Schon am Eröffnungsspieltag in München fiel mir dieses Mädchen auf: Dreadlocks, Piercings in Nase, Zunge, Nabel, Wickelrock. Eine typische Kifferbraut, hätte man gesagt, ein typischer Fan von - sagen wir: Elfenbeinküste oder Togo oder irgendetwas anderes Schwachem, Exotischem,
Weitwegem - aber nein, die Dame hatte: schwarz-rot-gelb bemalte Wimpern, chwarz-rot-gelbe Bänder im Haar. Ich laufe mit drei Gummibändchen am Arm durch die Gegend, zwei vom Karstadt in gelb und rot, eins vom "Playboy", in schwarz. Conna aus München hat mit fast vierzig Jahren zum ersten Mal in ihrem Leben eine Deutschlandfahne gekauft. "Schwarz-rot-geil", wie die Bild-Zeitung titelt, hat Alle erfasst.

Dabei ist das dann doch alles sehr multikulti: Am Hauptbahnhof in München klatschte man den Costaricanern Beifall für ihre Fangesänge - vielleicht weil man wusste, dass es eh nichts helfen würde. In Hamburg hatte der Scampibrater bei "Gosch" eine Saudi-Arabien-Fahne auf dem Rücken. Und die drei Krankenschwestern aus Brandenburg auf der Berliner Fanmeile probten am Tag des Deutschland-Ecuador-Spieles schon mal die "Leeds United"-Hymne, um sich abends mit den englischen Fans besser verstehen zu können.

Berlin lässt sich ungern verschlucken: Selbst bei Großevents wie Loveparade oder Marathon ist ein paar Hundert Meter ab vom Spektakel alles wie immer. Diesmal nicht. Am Bahnhof Friedenau zeigt eine kleine Schiefertafel die aktuellen Spielstände an. Von überall her dröhnt "Vierundfünfzigvierundsiebzigneunzigzwotausendsechs" von Sportfreunde Stiller. Selbst im ach-so-geilen Prenzlauer Berg hängen sie Deutschland-Fahnen aus den Häusern.

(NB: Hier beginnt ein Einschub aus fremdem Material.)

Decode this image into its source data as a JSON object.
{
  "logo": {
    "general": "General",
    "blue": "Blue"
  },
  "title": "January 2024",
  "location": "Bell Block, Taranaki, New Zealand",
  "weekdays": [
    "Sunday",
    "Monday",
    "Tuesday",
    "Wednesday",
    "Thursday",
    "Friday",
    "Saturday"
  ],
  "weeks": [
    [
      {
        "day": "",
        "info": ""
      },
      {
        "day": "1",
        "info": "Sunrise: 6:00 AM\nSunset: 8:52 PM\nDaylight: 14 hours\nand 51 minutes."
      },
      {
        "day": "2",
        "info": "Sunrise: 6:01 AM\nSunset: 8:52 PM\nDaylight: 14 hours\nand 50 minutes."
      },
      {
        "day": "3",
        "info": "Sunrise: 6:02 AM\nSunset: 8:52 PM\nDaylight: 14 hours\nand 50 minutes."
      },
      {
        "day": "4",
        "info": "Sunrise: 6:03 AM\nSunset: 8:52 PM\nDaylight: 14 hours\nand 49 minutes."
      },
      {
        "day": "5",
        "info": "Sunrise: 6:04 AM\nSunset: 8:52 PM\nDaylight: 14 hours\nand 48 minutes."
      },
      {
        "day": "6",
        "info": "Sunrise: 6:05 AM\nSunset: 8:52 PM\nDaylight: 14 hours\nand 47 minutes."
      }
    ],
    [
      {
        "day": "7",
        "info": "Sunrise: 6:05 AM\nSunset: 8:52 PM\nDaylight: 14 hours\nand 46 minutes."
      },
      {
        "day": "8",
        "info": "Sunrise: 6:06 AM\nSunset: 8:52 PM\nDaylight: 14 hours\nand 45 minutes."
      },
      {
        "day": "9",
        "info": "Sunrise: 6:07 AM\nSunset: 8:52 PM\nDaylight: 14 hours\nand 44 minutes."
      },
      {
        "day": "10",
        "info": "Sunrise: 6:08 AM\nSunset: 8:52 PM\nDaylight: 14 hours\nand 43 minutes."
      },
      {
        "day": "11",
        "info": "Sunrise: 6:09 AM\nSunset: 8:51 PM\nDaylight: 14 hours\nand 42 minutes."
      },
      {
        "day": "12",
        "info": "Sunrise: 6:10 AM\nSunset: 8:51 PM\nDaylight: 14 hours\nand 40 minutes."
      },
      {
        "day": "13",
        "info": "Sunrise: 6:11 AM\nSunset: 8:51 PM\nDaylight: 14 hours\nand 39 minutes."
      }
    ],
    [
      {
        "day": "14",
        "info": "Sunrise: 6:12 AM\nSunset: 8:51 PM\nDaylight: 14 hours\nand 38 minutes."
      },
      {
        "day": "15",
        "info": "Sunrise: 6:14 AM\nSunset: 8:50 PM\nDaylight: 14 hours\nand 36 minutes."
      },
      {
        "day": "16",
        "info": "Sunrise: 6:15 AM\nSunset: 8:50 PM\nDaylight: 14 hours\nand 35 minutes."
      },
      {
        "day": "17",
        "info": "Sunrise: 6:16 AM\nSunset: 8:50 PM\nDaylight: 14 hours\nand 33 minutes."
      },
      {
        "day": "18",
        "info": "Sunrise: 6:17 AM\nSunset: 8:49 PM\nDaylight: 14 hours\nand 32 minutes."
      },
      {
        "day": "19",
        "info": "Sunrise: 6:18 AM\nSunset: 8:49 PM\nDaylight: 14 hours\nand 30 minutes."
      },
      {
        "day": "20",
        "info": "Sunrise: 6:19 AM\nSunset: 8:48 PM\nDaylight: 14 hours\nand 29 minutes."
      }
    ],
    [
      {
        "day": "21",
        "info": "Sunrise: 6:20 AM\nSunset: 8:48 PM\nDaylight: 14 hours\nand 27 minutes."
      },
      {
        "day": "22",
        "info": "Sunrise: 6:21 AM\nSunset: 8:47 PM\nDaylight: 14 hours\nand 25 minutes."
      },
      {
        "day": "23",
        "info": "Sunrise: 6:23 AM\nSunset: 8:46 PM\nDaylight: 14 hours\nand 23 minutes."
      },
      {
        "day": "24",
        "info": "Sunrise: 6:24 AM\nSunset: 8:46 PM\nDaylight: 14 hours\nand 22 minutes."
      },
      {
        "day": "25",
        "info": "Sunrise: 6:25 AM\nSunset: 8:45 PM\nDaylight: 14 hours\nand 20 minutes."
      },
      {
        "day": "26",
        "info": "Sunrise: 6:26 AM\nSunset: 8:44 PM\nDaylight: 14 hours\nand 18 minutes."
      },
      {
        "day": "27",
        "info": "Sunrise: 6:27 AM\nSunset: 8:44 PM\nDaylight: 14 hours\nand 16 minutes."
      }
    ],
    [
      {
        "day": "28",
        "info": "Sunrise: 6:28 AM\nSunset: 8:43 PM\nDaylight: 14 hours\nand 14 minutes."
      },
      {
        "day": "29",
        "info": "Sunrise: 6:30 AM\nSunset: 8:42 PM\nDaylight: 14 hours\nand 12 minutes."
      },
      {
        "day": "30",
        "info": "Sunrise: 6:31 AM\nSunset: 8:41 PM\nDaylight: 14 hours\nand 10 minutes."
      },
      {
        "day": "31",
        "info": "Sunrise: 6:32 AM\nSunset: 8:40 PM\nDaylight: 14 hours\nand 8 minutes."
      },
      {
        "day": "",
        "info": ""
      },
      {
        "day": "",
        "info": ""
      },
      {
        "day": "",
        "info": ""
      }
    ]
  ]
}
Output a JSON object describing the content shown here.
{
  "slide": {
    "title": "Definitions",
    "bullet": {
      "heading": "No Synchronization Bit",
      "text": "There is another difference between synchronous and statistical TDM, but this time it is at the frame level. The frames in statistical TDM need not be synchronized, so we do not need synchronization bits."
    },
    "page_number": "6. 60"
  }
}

Es gibt kaum ein Restaurant, das sich wm-freie Zeit leisten zu können glaubt.

Der schönste Guckort: Argentinien-Holland auf der Bettlounge im Spindler&Klatt, mit Blick auf die Spree und die Industrieruinen und mit eiskaltem südafrikanischen Chardonnay.

Der populärste Guckort: Deutschland-Ecuador auf der Fanmeile am Brandenburger Tor mit Techno-Skihütte und Meterbratwurst.

Der abgefahrenste Guckort: Deutschland-Polen in der ehemaligen mongolischen DDR-Botschaft mit Soziologie-Studenten, Kleinsbildschirm unterm Apfelbaum und Tofu-Bratlingen auf dem Grill.

Der temporärste Guckort: Italien-Tschechien in der Adidas-Arena, dem als Zelt nachgebauten Olympiastadion auf der Reichstagswiese - da, wo immer Kicken verboten war.

Der komfortabelste Guckort: Argentinien-Serbien in Marios Wohnzimmer mit Fernsehteller und ans TV-Bild angepasster Hintergrundbeleuchtung.

Der blödste Guckort: 2. Halbzeit Deutschland-Schweden, morgen am Check-In-Schalter von Lufthansa am Flughafen Berlin-Tegel. Voraussichtlich mit Übergepäck.

1 Comments:

Anonymous Anonym said...

Wo liegt denn das "Spindler&Klatt"? Bettlounge klingt jedenfalls vielversprechend.